Like the time after church when we were deciding what restaurant to visit. Some wanted to go to McDonalds. Others wanted to go to Taco Bell. No one would give in. Everybody was arguing. So I decided to go to my favorite place – The Burdine Restaurant. That’s right. We came home and ate whatever we had in the pantry – probably soup and crackers. For some reason, we didn’t have too much arguing about where to eat after that.
Don’t you hate it when families argue? Paul hated it when the Christians were arguing in Corinth. He told them to grow up.
“And I, brethren, could not speak to you as to spiritual people but as to carnal, as to babes in Christ.

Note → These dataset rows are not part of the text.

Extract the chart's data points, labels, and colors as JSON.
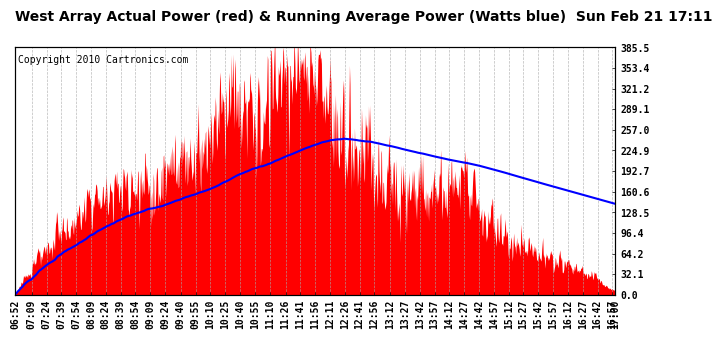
{
  "title": "West Array Actual Power (red) & Running Average Power (Watts blue)  Sun Feb 21 17:11",
  "copyright": "Copyright 2010 Cartronics.com",
  "ylabel_right_ticks": [
    0.0,
    32.1,
    64.2,
    96.4,
    128.5,
    160.6,
    192.7,
    224.9,
    257.0,
    289.1,
    321.2,
    353.4,
    385.5
  ],
  "ymax": 385.5,
  "ymin": 0.0,
  "fill_color": "#FF0000",
  "avg_line_color": "#0000FF",
  "background_color": "#FFFFFF",
  "grid_color": "#AAAAAA",
  "title_fontsize": 10,
  "copyright_fontsize": 7,
  "tick_fontsize": 7
}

I fed you with milk and not with solid food; for until now you were not able to receive it, and even now you are still not able; for you are still carnal. For where there areenvy, strife, and divisions among you, are you not carnal and behaving like mere men? For when one says, “I am of Paul,” and another, “I am of Apollos,” are you not carnal?” (1 Corinthians 3:1-4).
What are the two kinds of Christians?
Paul explained in 1 Corinthians 2 that there are two kinds of people in the world – ‘natural’ (unsaved) and ‘spiritual’ (saved – those who have the Holy Spirit). In 1 Corinthians 3 he explains that there are two kinds of Christians: mature and immature (carnal). The word ‘carnal’ comes from the Greek word sarkos, Sarkos means ‘flesh’ and refers to our human nature apart from God. A mature person is influenced by the Holy Spirit but a carnal person is influenced by their sinful flesh.
A mature Christian allows the Holy Spirit to teach Him and direct him by feeding on the Word of God. A mature Christian listens to what he should do and follows that instruction even when it goes against his nature. The phrase ‘if it feels good, do it’ isn’t part of the philosophy of a mature Christian.
The immature Christian lives for the things of the flesh and his own desires. An immature Christian has little interest in the things of the God. Some would suggest that the ‘carnal’ Christian is not really a Christian. But Paul asserts that he is. He is just influenced by his flesh.
I remember going to Kings Island in Mason, Ohio. They had a stage where a guy would guess your age. If he missed it by a few years, you got a prize. Those guys were usually pretty good. It is a lot easier to guess a person’s physical age than his spiritual age. You can be a Christian for many years and yet still be a baby because you are obeying your flesh. You can be a Christian for just a few months and be mature because you are listening to the Holy Spirit. Your maturity has more to do with the direction of your life, than how much you know or how long you’ve been a believer.
How can you tell the maturity of a Christian?
Paul tells us you can tell if someone is mature by their diet. A baby drinks only milk. As he grows he is able to digest more complex food like vegetables and meat. The more mature a Christian is the more Bible they can spiritually digest into their life. The Bible is our spiritual food. It is called milk (1 Peter 2:2), bread (Matt. 4:4), meat (Heb. 5:11-14), and even honey (Psalm 119:103). Just as we need a good food to keep us physically healthy, we need spiritual food to keep us spiritually healthy. What is your spiritual diet?
Paul also tells us you can tell if someone is mature by how they get along with others. Children disagree and fuss. That’s part of being a child. My wife teaches preschool. Preschool children are just learning how to share and get along. Their favorite word is “Mine.” We often tell young children, “You are acting like a baby.” We tell teenagers, “Grow up.” They want what someone else has. They live in a competitive world.
Mature people know how to treat others. A spiritually mature person considers the needs of others. A spiritually mature person possesses the attitude of Christ by putting others first. You can tell a person’s relation with God by looking at their relationship with other people. Do they get along?
The problems in the church in Corinth were due to immature Christians in places of leadership. When immature Christians get into places of leadership the results are disastrous. Sometimes church leaders talk big but live small. A mature Christian uses his gifts as tools to build others not toys to play with or trophies to boast about.
The goal of a family – maturity.
The goal of a family is maturity. Sometimes in the middle of raising children we forget that we are really raising adults. Our goal is to have responsible adults that are mature. The goal of a church family is to bring people to spiritual maturity.
In The Last Days Newsletter, Leonard Ravenhill tells about a group of tourists visiting a village who walked by an old man sitting beside a fence. In a rather patronizing way, one tourist asked, “Were any great men born in this village?” The old man replied, “Nope, only babies.”
This story reminds us that there is no instant greatness. Whether in this world or in the kingdom of God, growth takes time. So if you know a ‘baby’ Christian, give him a little grace. You would not expect a five-year old to behave like an adult. You shouldn’t expect a teenager to act like an adult. So, allow your fellow Christians to grow up.
Sometimes you can be an adult in one area, but still a baby in another area. Be aware of where you need to grow. Be humble enough to admit, like Paul, that you have not arrived yet (Philippians 3:12). What areas in your life need a little attention? Your best method is to study God’s Word and pray about those areas. Involve others who have more maturity to assist you in your spiritual growth.
What are you doing today to grow up?